The mentality of ressentiment has three essential components: first, the person desires to lead a life he or she deems valuable; second, the person recognises their impotence to lead that life; finally, the person steadfastly refuses to accept their impotence, even though they recognise it. In the context of Mr Paranjape's argument, he and his ilk desire to lead a life characterised by the poise, equilibrium, and self-confidence conferred by their unquestioned political and social dominance in a Brahminical order. But they are impotent to actually lead that life. Dalits, women and dissenters from the Brahminical fold have a political consciousness, and sometimes political power, that poses an existential threat to the Brahminical order. Add the threat of disruptive social mobility posed by a market-driven economy and globalisation, and a colonial hangover, and you have the recognition of impotence.
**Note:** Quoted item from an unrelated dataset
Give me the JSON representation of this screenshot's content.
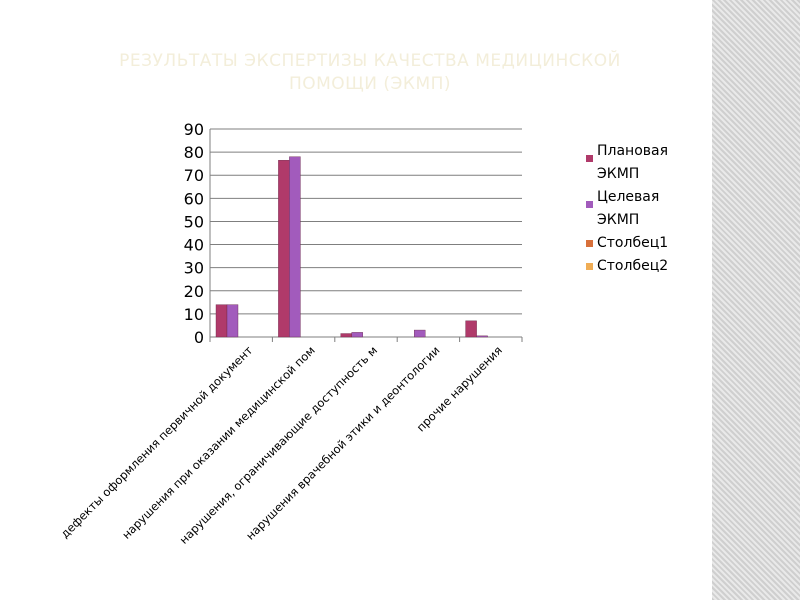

Finally, instead of reassessing the value of the Brahminical order, or accepting one's impotence to realise it, the mentality of ressentiment refuses to accept its impotence.

The three components of ressentiment form a toxic mix: a self brimming with suspicion and the desire for vengeance, whose powers of creativity become entirely reactive, reactive to an other deemed foreign. Mr Pollack cannot be just a Sanskritist with strong political convictions who happened to team up with a visionary philanthropist to reintroduce the reading public to the depth and breadth of the Indian tradition; Mr Pollock is paving the way for missionaries! The pity is that Mr Paranjape and those who share his mentality think their anxieties about Mr Pollock pave the road to mental emancipation rather than just express their ressentiment.

There are many reasons for the current state of Sanskrit studies in India, but here's one that Mr Paranjape does not consider: caste. The appalling fact is that even today, non-Brahmin Sanskritists are hard pressed to engage with the classical tradition because too many classically trained pandits refuse to teach them. For example, I know of a brilliant non-Brahmin working on Indian philosophy who had to pursue higher studies in the United States because classical pandits wouldn't teach him (though they had no qualms about teaching foreigners). Just think of all the minds denied access to those texts over thousands of years and pause to imagine the scale of our collective intellectual loss.

Mr Paranjape might respond that my argument, since it appeals to the notion of ressentiment, only confirms his claim that "the Indian mentality... remains a prisoner of Western categories". The mentality of ressentiment cannot imagine using Western categories without being enslaved by them. Where the mentality of ressentiment asks "is it Indian?", an emancipated mentality asks "is it true?". The path out of the trap of ressentiment is what it has always been: inquiry aimed at truth. The poise, equilibrium and self-confidence that Mr Paranjape craves are the byproducts of inquiry aimed not at chest-thumping, but at truth.